Com relação ao indivíduo já empregado, onde parte dos dados pessoais são necessários para o empregador, não há necessidade de consentimento, exceto aqueles considerados sensíveis previstos no art. 5º, II, da LGPD3. Neste caso, cabe ao empregador informar aos seus empregados que os dados pessoais serão utilizados para fins legais e poderão ser compartilhados entre empresas do mesmo grupo econômico com vistas a permitir a gestão dos dados e o cumprimento das obrigações legais, além do repasse de informações do empregado a órgãos públicos ou a terceiros de outras empresas, como planos de saúde, bancos, seguradoras e consultorias contratadas pela empresa.
Entretanto, em relação aos candidatos às vagas de emprego, será imprescindível o consentimento livre, informado e inequívoco do candidato para que as empresas acessem, armazenem e/ou compartilhem os dados, ainda que fornecidos no currículo entregue por ele.
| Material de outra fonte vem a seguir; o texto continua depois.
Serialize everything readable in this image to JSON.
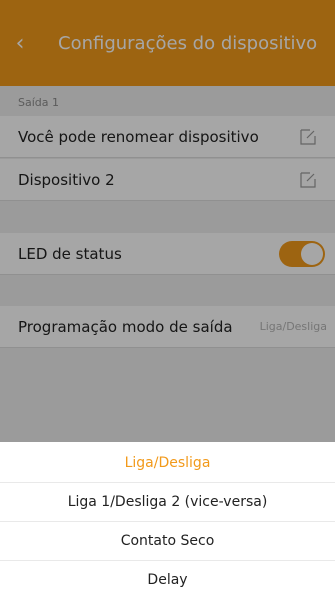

O candidato também deverá ser informado sobre o tempo em que o currículo permanecerá salvo no banco de talentos.
Ainda sobre a manutenção dos currículos pela empresa, é preciso destacar que o 18º artigo da LGPD confere ao titular de dados pessoais, dentre outros, o direito de obter do controlador, a qualquer momento e mediante requisição: acesso aos dados; correção; anonimização, bloqueio ou eliminação de dados; portabilidade dos dados a outro fornecedor de serviço ou produto; eliminação dos dados pessoais.
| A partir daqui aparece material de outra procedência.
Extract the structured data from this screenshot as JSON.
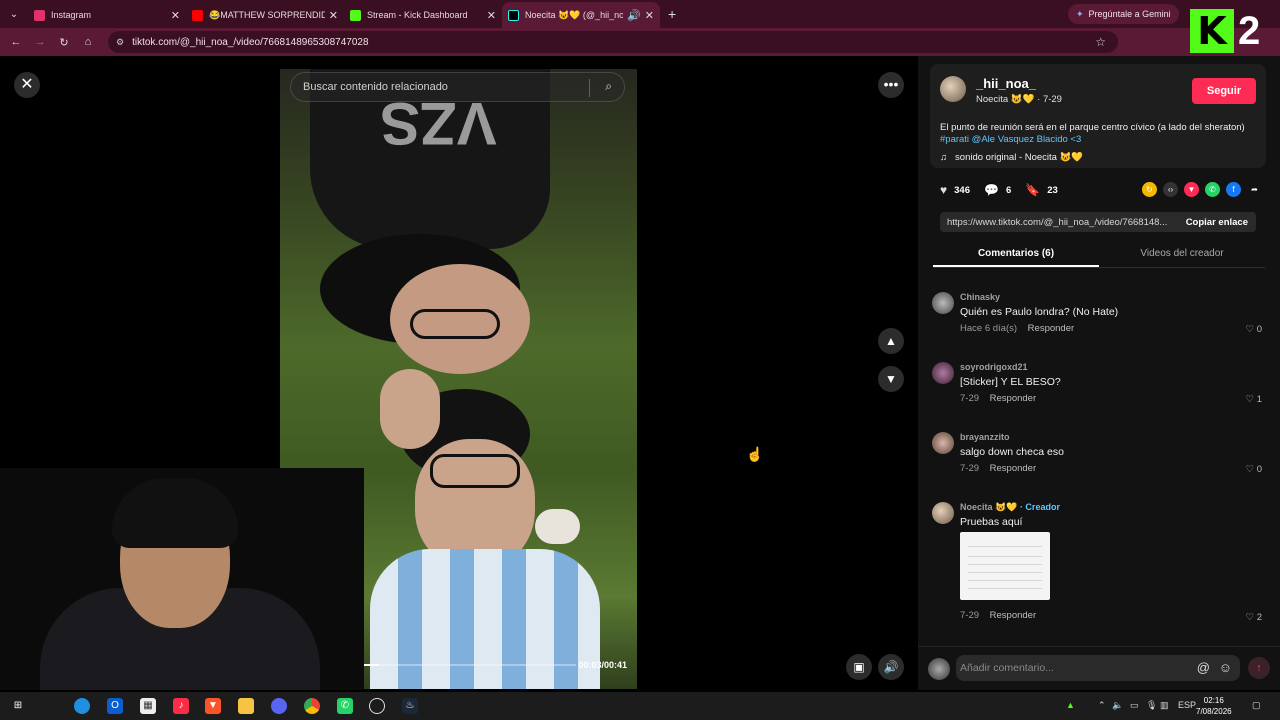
{
  "browser": {
    "tabs": [
      {
        "title": "Instagram",
        "color": "#e1306c",
        "active": false
      },
      {
        "title": "😂MATTHEW SORPRENDIDO",
        "color": "#ff0000",
        "active": false
      },
      {
        "title": "Stream - Kick Dashboard",
        "color": "#53fc18",
        "active": false
      },
      {
        "title": "Noecita 😺💛 (@_hii_noa_",
        "color": "#000000",
        "active": true
      }
    ],
    "new_tab": "+",
    "gemini_label": "Pregúntale a Gemini",
    "url": "tiktok.com/@_hii_noa_/video/7668148965308747028"
  },
  "overlay": {
    "brand_letter": "K",
    "brand_number": "2"
  },
  "video": {
    "search_placeholder": "Buscar contenido relacionado",
    "time": "00:03/00:41",
    "progress": 0.07
  },
  "post": {
    "username": "_hii_noa_",
    "display": "Noecita 😺💛 · 7-29",
    "follow_label": "Seguir",
    "description": "El punto de reunión será en el parque centro cívico (a lado del sheraton)",
    "tags": "#parati @Ale Vasquez Blacido <3",
    "sound": "sonido original - Noecita 😺💛",
    "likes": "346",
    "comments": "6",
    "saves": "23",
    "link": "https://www.tiktok.com/@_hii_noa_/video/7668148...",
    "copy_label": "Copiar enlace"
  },
  "tabs": {
    "comments": "Comentarios (6)",
    "creator_videos": "Videos del creador"
  },
  "comments": [
    {
      "user": "Chinasky",
      "text": "Quién es Paulo londra? (No Hate)",
      "meta": "Hace 6 día(s)",
      "reply": "Responder",
      "likes": "0"
    },
    {
      "user": "soyrodrigoxd21",
      "text": "[Sticker] Y EL BESO?",
      "meta": "7-29",
      "reply": "Responder",
      "likes": "1"
    },
    {
      "user": "brayanzzito",
      "text": "salgo down checa eso",
      "meta": "7-29",
      "reply": "Responder",
      "likes": "0"
    },
    {
      "user": "Noecita 😺💛",
      "creator": " · Creador",
      "text": "Pruebas aquí",
      "meta": "7-29",
      "reply": "Responder",
      "likes": "2"
    }
  ],
  "add_comment_placeholder": "Añadir comentario...",
  "taskbar": {
    "language": "ESP",
    "time": "02:16",
    "date": "7/08/2026"
  }
}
Destarte, cumpre esclarecer que a LGPD tutela não apenas o empregado, mas todo e qualquer prestador de serviços, haja vista o direito tutelado referir-se a privacidade da pessoa, ou seja, independente da forma de contratação, da existência ou não de vínculo empregatício.
Conclui-se, portanto, que os contratantes/empregadores devem ter um maior zelo ao "tratar" os dados pessoais que lhe são repassados, devendo distinguir a natureza no que tange a dados pessoais ou a dados pessoais sensíveis para, então, executar o tratamento adequado, caso contrário poderão estar sujeitos a multa que pode chegar até R$ 50 milhões.4
Evidencia-se, portanto, que a ausência de regulamentação das relações de trabalho face a LGPD tende a gerar inúmeros conflitos, principalmente para as pequenas empresas, que não possuem, em muitos casos, orientação e conhecimento necessários sobre as disposições da lei.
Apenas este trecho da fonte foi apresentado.